The easy response to this is to suggest that Pizzolatto’s just working within the confines of hardboiled fiction, where the women are dames, the men are cynical philosophers, and the children are all devices for their parents’ psychological development. But the thing about hardboiling, whether it’s television or eggs, is that the technique actually requires a certain amount of delicacy. If you’re not careful, whites get rubbery, yolks can turn a sickly green, and the whole product can start to taste like sulfur. Lines like the ones I’ve listed here, and many, many more from the first three episodes of this new season of “True Detective,” would be a lot for even the most accomplished thespian to speak with any emotional credibility. The only time this portentousness lands is in a brief sequence that appears to take place in an anteroom of Hades, where a Conway Twitty impersonator provides the entertainment.
Which brings me to this season’s mythology. Last season, “True Detective” was marinated in a shared horror mythology about a fictional city named Carcosa, which shows up, among other places, in the Robert Chambers short story collection “The King In Yellow.” Carcosa was theoretically located somewhere in the Hyades star system, which draws its name from Greek mythology, specifically the daughters of the titan Atlas.

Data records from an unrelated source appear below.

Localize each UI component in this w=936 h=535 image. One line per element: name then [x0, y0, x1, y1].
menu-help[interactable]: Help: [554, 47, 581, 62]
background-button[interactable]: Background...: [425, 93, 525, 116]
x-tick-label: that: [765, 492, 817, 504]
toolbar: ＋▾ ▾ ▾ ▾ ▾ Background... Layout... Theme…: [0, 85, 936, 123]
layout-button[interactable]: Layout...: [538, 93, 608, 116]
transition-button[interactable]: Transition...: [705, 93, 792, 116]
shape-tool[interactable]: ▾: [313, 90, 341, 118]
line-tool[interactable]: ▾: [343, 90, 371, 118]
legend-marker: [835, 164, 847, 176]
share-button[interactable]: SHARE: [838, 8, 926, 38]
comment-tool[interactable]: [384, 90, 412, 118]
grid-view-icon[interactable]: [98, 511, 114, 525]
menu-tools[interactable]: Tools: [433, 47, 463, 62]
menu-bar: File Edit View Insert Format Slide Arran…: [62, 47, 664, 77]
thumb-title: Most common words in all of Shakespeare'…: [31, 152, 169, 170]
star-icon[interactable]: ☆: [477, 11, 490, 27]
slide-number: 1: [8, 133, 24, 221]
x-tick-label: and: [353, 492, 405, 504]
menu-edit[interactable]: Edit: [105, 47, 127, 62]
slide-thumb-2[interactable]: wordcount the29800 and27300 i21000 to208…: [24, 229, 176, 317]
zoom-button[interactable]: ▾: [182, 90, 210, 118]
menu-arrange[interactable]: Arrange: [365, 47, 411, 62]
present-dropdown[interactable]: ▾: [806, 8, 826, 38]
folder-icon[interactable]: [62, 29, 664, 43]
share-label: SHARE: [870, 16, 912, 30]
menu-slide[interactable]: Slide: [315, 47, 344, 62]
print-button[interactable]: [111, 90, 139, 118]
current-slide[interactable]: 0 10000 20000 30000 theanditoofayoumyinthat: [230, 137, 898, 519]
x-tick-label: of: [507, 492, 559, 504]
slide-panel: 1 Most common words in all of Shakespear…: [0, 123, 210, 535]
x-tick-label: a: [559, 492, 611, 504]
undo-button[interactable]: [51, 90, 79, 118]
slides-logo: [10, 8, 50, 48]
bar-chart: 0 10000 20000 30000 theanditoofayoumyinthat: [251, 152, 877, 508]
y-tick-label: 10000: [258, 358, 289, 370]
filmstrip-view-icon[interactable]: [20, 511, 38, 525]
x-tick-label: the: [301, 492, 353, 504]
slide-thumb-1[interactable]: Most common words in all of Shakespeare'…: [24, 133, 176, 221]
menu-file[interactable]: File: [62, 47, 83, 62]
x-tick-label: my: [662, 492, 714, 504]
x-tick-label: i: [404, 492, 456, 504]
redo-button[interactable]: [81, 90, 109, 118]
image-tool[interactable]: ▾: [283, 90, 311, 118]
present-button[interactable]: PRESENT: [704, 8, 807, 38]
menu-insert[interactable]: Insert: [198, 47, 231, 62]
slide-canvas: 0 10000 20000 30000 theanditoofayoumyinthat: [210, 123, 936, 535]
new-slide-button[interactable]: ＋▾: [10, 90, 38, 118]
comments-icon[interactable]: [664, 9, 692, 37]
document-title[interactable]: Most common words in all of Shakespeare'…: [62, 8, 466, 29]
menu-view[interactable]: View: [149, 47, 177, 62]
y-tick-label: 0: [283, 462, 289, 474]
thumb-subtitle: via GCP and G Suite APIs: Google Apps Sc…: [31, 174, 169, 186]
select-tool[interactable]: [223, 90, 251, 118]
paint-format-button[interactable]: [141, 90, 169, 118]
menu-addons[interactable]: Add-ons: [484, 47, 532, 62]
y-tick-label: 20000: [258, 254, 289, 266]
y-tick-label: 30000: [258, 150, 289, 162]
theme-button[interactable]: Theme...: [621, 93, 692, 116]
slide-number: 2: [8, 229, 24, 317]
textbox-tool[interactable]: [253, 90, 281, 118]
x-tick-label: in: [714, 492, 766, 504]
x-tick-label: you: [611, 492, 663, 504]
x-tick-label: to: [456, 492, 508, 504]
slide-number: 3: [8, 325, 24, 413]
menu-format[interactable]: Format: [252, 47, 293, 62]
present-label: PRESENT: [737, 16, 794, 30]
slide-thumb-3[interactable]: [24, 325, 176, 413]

This year, the Greeks have stepped to the fore. Ani’s father (David Morse), who is washed up from his period as the leader of a 1970s-style experiment in communal living, lectures at the Panticapaeum Institute, which also happens to be the last place a missing woman worked as a housekeeper. Panticapaeum was an ancient Greek city in Croatia, remembered today mostly for a distinctive pottery style, its silver coins, and its role as the place where Mithridates VI committed suicide after leading a series of wars against the Roman Republic. Ani’s real name turns out to be Antigone, which ties her to a rather grisly pedigree, though it doesn’t seem like much of a leap that a quasi-cult leader might link his daughter to a woman who committed suicide rather than be buried alive after burying her brother against a king’s orders. Her sister, more fortuitously, is named Athena. (If you really want to go wild, you could note there’s a thug wandering around in a crow or raven mask, and that one of the Hyades is Coronis, which means “crow.”)
Who knows what this jumble augurs, though? Last season, all the talk of Carcosa and the Yellow King gave way to a madman’s fantasy and Rust Cohle’s religious reawakening. Unless Paul turns out to be Polynices, Antigone’s dead brother, this grab bag makes Pizzolatto come across as the Bunny Corcoran of television, grabbing at symbols without grasping the path to the greater mysteries behind them. Pizzolatto may have earned viewers’ confidence that his explorations of hypermasculinity will pay off at some point, but even in the first season, his handling of the mythology that made “True Detective” seem more significant was more of a bust.
I suppose it’s some sort of accomplishment that that first season of “True Detective” trained me to pick up on all these crumbs, but I have little confidence that they’ll make a satisfying meal. Stale bread, overcooked eggs, Johnnie Walker and some ostensibly medical pot may count as sustenance. But “True Detective” doesn’t exactly feel like a feast television’s revival was supposed to deliver.